Sunday, July 15, 2007

Earliest primate ancestor had surprisingly tiny brain

From New Scientist
The earliest ancestors of old-world monkeys, apes and humans had surprisingly small brains, a new study shows. …

This implies that higher primates, or anthropoids, must have still had small brains when Aegyptopithecus lived, about 29 million years ago — which is after old-world anthropoids diverged from their new-world cousins.

The large brains of modern monkeys and apes in the two regions must therefore have evolved independently sometime after that, says Simons.
That seems fairly significant. Why did brains in two different regions of the world both grow so large? Is it something about how monkeys lived that led to a need for larger brains?
The new skull hints at several … features of Aegyptopithecus' lifestyle. The relatively small eyes suggest it was active during the daytime (diurnal), and the well developed visual region of its brain indicates it had acute vision.

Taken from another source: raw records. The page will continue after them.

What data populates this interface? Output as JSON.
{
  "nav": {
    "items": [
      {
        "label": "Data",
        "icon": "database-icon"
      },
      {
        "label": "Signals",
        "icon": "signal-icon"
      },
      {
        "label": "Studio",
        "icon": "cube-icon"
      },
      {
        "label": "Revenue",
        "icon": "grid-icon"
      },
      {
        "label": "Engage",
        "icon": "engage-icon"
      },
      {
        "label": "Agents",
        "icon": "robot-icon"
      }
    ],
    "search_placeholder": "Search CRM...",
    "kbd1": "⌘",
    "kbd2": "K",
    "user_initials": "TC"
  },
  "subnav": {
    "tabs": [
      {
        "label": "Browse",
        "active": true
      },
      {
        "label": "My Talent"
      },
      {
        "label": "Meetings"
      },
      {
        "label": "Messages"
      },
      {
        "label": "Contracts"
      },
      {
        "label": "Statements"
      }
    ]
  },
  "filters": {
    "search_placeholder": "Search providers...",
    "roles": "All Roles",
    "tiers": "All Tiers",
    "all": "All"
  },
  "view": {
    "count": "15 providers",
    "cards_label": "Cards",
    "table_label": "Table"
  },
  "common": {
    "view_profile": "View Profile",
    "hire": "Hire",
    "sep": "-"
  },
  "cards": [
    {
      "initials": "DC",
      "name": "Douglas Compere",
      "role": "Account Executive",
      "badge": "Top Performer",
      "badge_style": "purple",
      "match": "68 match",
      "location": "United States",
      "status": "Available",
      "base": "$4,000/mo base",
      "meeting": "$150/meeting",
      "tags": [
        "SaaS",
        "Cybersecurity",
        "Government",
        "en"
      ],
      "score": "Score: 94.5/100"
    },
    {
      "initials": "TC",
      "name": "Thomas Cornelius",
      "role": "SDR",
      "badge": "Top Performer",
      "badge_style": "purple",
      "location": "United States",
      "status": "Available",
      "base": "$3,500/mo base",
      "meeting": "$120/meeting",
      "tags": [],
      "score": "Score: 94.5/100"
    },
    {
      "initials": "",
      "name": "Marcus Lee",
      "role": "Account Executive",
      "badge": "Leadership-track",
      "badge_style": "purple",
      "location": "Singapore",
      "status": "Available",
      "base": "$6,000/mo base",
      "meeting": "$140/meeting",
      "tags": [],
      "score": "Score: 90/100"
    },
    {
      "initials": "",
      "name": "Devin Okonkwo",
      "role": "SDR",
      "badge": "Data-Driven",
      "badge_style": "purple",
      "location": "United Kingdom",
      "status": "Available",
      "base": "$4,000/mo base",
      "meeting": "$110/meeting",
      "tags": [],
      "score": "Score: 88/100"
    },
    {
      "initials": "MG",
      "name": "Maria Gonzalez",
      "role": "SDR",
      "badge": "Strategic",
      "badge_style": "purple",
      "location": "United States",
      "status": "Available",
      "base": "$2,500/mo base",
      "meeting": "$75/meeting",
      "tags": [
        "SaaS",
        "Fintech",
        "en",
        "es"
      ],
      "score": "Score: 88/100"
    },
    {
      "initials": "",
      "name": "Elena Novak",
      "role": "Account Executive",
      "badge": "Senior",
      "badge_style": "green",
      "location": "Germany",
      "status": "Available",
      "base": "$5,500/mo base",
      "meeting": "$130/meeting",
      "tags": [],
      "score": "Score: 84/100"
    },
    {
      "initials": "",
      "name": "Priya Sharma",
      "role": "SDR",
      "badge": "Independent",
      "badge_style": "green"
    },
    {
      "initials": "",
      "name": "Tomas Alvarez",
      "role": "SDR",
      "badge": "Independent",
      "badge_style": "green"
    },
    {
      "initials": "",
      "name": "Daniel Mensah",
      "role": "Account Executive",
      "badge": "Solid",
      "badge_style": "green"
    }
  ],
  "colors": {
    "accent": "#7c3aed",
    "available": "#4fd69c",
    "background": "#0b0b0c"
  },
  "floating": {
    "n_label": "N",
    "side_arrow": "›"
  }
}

The new skull, that of a female, is also smaller and has more delicate canine teeth than an earlier, male skull fragment from the same species - indicating that males were much larger and fiercer than females. Such size disparities only arise in primates that live in groups, where evolution favours larger males who can better compete for mates and defend the group against threats.

All three of these characteristics, however — diurnality, acute vision, and group living — have often been advanced as reasons why primates evolved their large brains. However, Aegyptopithecus, which has all three while still having a tiny brain, argues against these theories, says Simons.
I don't see why Aegyptopithecus's small brain argues against these theories. It suggests that living that sort of lifestyle was possible without large brains. But the parallel evolution of large brains in separate parts of the world also suggests that diurnality, acute vision, and group living encourage the development of large brains.